Today the Ancient Forest Alliance (www.AncientForestAlliance.org), the Hua Foundation (www.HuaFoundation.org) and the Stanley Park Ecology Society (www.StanleyParkEcology.ca) launched a new educational program that will eventually target the half a million Chinese-speakers in the Lower Mainland about the ecology and conservation of BC's old-growth forests.

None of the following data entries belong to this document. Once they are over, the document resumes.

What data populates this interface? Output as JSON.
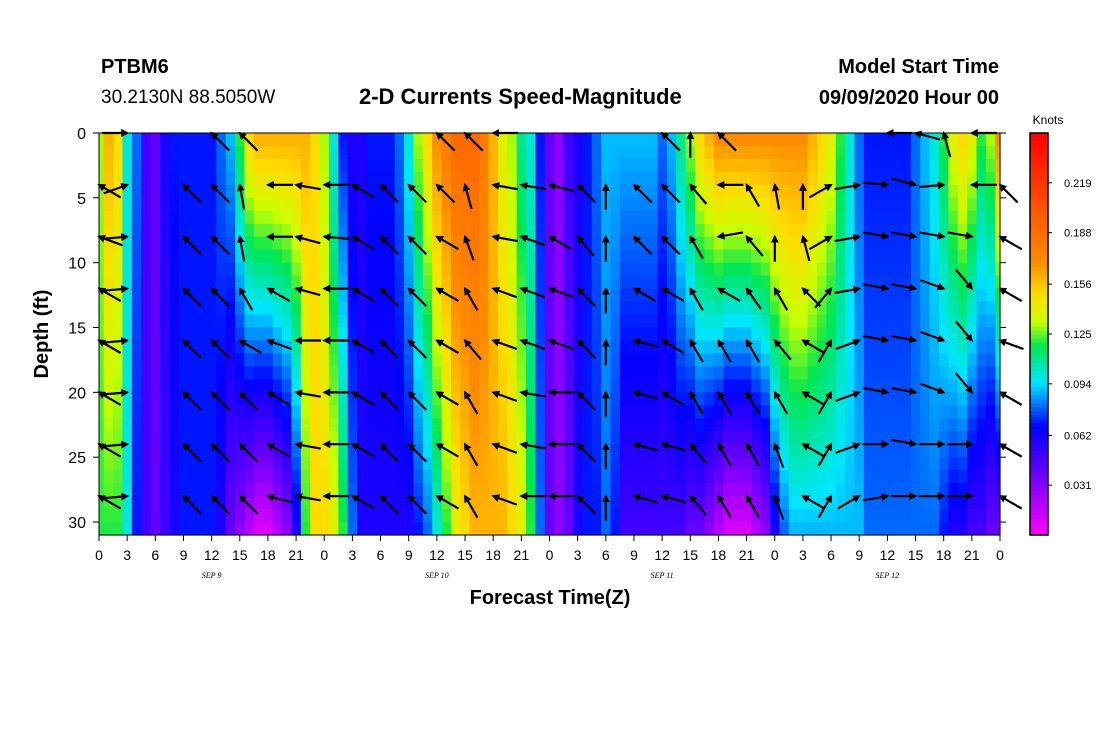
{
  "header": {
    "station": "PTBM6",
    "coords": "30.2130N 88.5050W",
    "title": "2-D Currents Speed-Magnitude",
    "model_start_label": "Model Start Time",
    "model_start_value": "09/09/2020 Hour 00"
  },
  "chart_data": {
    "type": "heatmap",
    "title": "2-D Currents Speed-Magnitude",
    "xlabel": "Forecast Time(Z)",
    "ylabel": "Depth (ft)",
    "x_hours_range": [
      0,
      96
    ],
    "x_tick_labels": [
      "0",
      "3",
      "6",
      "9",
      "12",
      "15",
      "18",
      "21",
      "0",
      "3",
      "6",
      "9",
      "12",
      "15",
      "18",
      "21",
      "0",
      "3",
      "6",
      "9",
      "12",
      "15",
      "18",
      "21",
      "0",
      "3",
      "6",
      "9",
      "12",
      "15",
      "18",
      "21",
      "0"
    ],
    "day_labels": [
      {
        "hour": 12,
        "label": "SEP 9"
      },
      {
        "hour": 36,
        "label": "SEP 10"
      },
      {
        "hour": 60,
        "label": "SEP 11"
      },
      {
        "hour": 84,
        "label": "SEP 12"
      }
    ],
    "y_range": [
      0,
      31
    ],
    "y_ticks": [
      0,
      5,
      10,
      15,
      20,
      25,
      30
    ],
    "colorbar": {
      "unit": "Knots",
      "range": [
        0,
        0.25
      ],
      "ticks": [
        0.031,
        0.062,
        0.094,
        0.125,
        0.156,
        0.188,
        0.219
      ],
      "tick_labels": [
        "0.031",
        "0.062",
        "0.094",
        "0.125",
        "0.156",
        "0.188",
        "0.219"
      ]
    },
    "speed_by_hour": {
      "hours": [
        0,
        1,
        2,
        3,
        4,
        5,
        6,
        7,
        8,
        9,
        10,
        11,
        12,
        13,
        14,
        15,
        16,
        17,
        18,
        19,
        20,
        21,
        22,
        23,
        24,
        25,
        26,
        27,
        28,
        29,
        30,
        31,
        32,
        33,
        34,
        35,
        36,
        37,
        38,
        39,
        40,
        41,
        42,
        43,
        44,
        45,
        46,
        47,
        48,
        49,
        50,
        51,
        52,
        53,
        54,
        55,
        56,
        57,
        58,
        59,
        60,
        61,
        62,
        63,
        64,
        65,
        66,
        67,
        68,
        69,
        70,
        71,
        72,
        73,
        74,
        75,
        76,
        77,
        78,
        79,
        80,
        81,
        82,
        83,
        84,
        85,
        86,
        87,
        88,
        89,
        90,
        91,
        92,
        93,
        94,
        95,
        96
      ],
      "surface": [
        0.13,
        0.16,
        0.15,
        0.1,
        0.08,
        0.05,
        0.04,
        0.06,
        0.07,
        0.07,
        0.07,
        0.07,
        0.07,
        0.08,
        0.09,
        0.12,
        0.15,
        0.16,
        0.16,
        0.16,
        0.16,
        0.16,
        0.16,
        0.15,
        0.13,
        0.1,
        0.07,
        0.06,
        0.06,
        0.07,
        0.07,
        0.07,
        0.08,
        0.1,
        0.13,
        0.15,
        0.17,
        0.18,
        0.19,
        0.19,
        0.19,
        0.18,
        0.16,
        0.14,
        0.13,
        0.11,
        0.1,
        0.07,
        0.04,
        0.03,
        0.05,
        0.06,
        0.07,
        0.08,
        0.09,
        0.09,
        0.09,
        0.09,
        0.09,
        0.09,
        0.08,
        0.09,
        0.11,
        0.13,
        0.15,
        0.16,
        0.17,
        0.17,
        0.17,
        0.17,
        0.17,
        0.17,
        0.17,
        0.17,
        0.17,
        0.17,
        0.16,
        0.15,
        0.14,
        0.12,
        0.1,
        0.08,
        0.07,
        0.07,
        0.07,
        0.07,
        0.07,
        0.08,
        0.09,
        0.1,
        0.12,
        0.14,
        0.15,
        0.14,
        0.12,
        0.13,
        0.17
      ],
      "deep": [
        0.12,
        0.12,
        0.12,
        0.1,
        0.07,
        0.05,
        0.04,
        0.05,
        0.06,
        0.07,
        0.07,
        0.07,
        0.07,
        0.06,
        0.04,
        0.03,
        0.02,
        0.01,
        0.01,
        0.02,
        0.03,
        0.06,
        0.12,
        0.15,
        0.15,
        0.14,
        0.12,
        0.08,
        0.06,
        0.06,
        0.06,
        0.06,
        0.06,
        0.06,
        0.07,
        0.08,
        0.1,
        0.12,
        0.14,
        0.15,
        0.16,
        0.16,
        0.16,
        0.16,
        0.15,
        0.14,
        0.12,
        0.08,
        0.04,
        0.03,
        0.04,
        0.06,
        0.07,
        0.07,
        0.08,
        0.07,
        0.05,
        0.05,
        0.05,
        0.05,
        0.05,
        0.05,
        0.05,
        0.04,
        0.04,
        0.03,
        0.02,
        0.01,
        0.01,
        0.01,
        0.02,
        0.03,
        0.06,
        0.08,
        0.09,
        0.09,
        0.09,
        0.09,
        0.09,
        0.09,
        0.09,
        0.09,
        0.08,
        0.08,
        0.08,
        0.08,
        0.08,
        0.08,
        0.08,
        0.08,
        0.07,
        0.06,
        0.06,
        0.05,
        0.05,
        0.04,
        0.04
      ]
    },
    "vectors": {
      "times": [
        0,
        3,
        6,
        9,
        12,
        15,
        18,
        21,
        24,
        27,
        30,
        33,
        36,
        39,
        42,
        45,
        48,
        51,
        54,
        57,
        60,
        63,
        66,
        69,
        72,
        75,
        78,
        81,
        84,
        87,
        90,
        93,
        96
      ],
      "depths_ft": [
        0,
        4,
        8,
        12,
        16,
        20,
        24,
        28
      ],
      "direction_deg": [
        [
          null,
          90,
          null,
          null,
          315,
          315,
          null,
          null,
          null,
          null,
          null,
          null,
          315,
          315,
          270,
          null,
          null,
          null,
          null,
          null,
          315,
          360,
          315,
          null,
          null,
          null,
          null,
          null,
          270,
          285,
          345,
          270,
          null
        ],
        [
          300,
          70,
          null,
          315,
          315,
          350,
          270,
          280,
          270,
          300,
          315,
          315,
          315,
          345,
          280,
          280,
          285,
          315,
          360,
          315,
          315,
          320,
          270,
          330,
          350,
          360,
          60,
          80,
          95,
          105,
          85,
          270,
          315
        ],
        [
          290,
          85,
          null,
          315,
          315,
          350,
          270,
          285,
          275,
          300,
          315,
          315,
          300,
          340,
          280,
          290,
          300,
          320,
          360,
          315,
          315,
          330,
          260,
          320,
          360,
          345,
          60,
          80,
          100,
          100,
          100,
          100,
          300
        ],
        [
          300,
          85,
          null,
          315,
          315,
          330,
          300,
          285,
          270,
          300,
          315,
          315,
          300,
          330,
          290,
          290,
          290,
          315,
          360,
          300,
          300,
          330,
          300,
          325,
          330,
          315,
          40,
          80,
          100,
          100,
          110,
          140,
          300
        ],
        [
          300,
          85,
          null,
          315,
          315,
          300,
          290,
          270,
          270,
          300,
          315,
          315,
          300,
          320,
          290,
          290,
          290,
          315,
          360,
          285,
          300,
          330,
          330,
          330,
          320,
          300,
          30,
          70,
          100,
          100,
          110,
          140,
          290
        ],
        [
          300,
          85,
          null,
          315,
          315,
          315,
          300,
          280,
          270,
          300,
          315,
          315,
          300,
          330,
          290,
          280,
          270,
          315,
          360,
          285,
          300,
          330,
          330,
          330,
          330,
          300,
          30,
          70,
          100,
          100,
          110,
          140,
          300
        ],
        [
          300,
          85,
          null,
          315,
          315,
          315,
          300,
          280,
          270,
          300,
          315,
          315,
          300,
          330,
          290,
          280,
          270,
          315,
          360,
          285,
          285,
          320,
          330,
          330,
          340,
          300,
          30,
          70,
          90,
          100,
          90,
          90,
          300
        ],
        [
          300,
          85,
          null,
          315,
          315,
          315,
          285,
          280,
          270,
          300,
          315,
          315,
          300,
          330,
          290,
          270,
          270,
          315,
          360,
          285,
          285,
          320,
          330,
          330,
          340,
          300,
          30,
          60,
          80,
          90,
          90,
          90,
          300
        ]
      ]
    }
  }
}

The organizations held their first "training for educational tour guides", volunteers who are interested in potentially leading old-growth nature walks in Mandarin or Cantonese, in Stanley Park. The Ancient Forest Alliance's Ken Wu and the Hua Foundation's Kevin Huang guided the dozen volunteers along some of the most spectacular old-growth trails in the park, the Tatlow and Lovers Trails where 14 feet wide, 800 year old redcedars still stand, and explained in English about the plants, animals, ecology, and related conservation issues regarding old-growth forests in British Columbia. The specialized terminology will subsequently be translated by skilled volunteers into Chinese for the participants to study.
As there are half a million people in the Lower Mainland who identify their mother tongue as Chinese, this program aims to help raise the awareness and level of engagement of a major segment of BC's population on the ecology and conservation needs of old-growth forests.
At a future date to be announced, once there is a trained core of nature guides, there will be public tours in Mandarin and Cantonese in the old-growth forests of Stanley Park and potentially in the Walbran Valley, Avatar Grove, Eden Grove, and Echo Lake Ancient forests.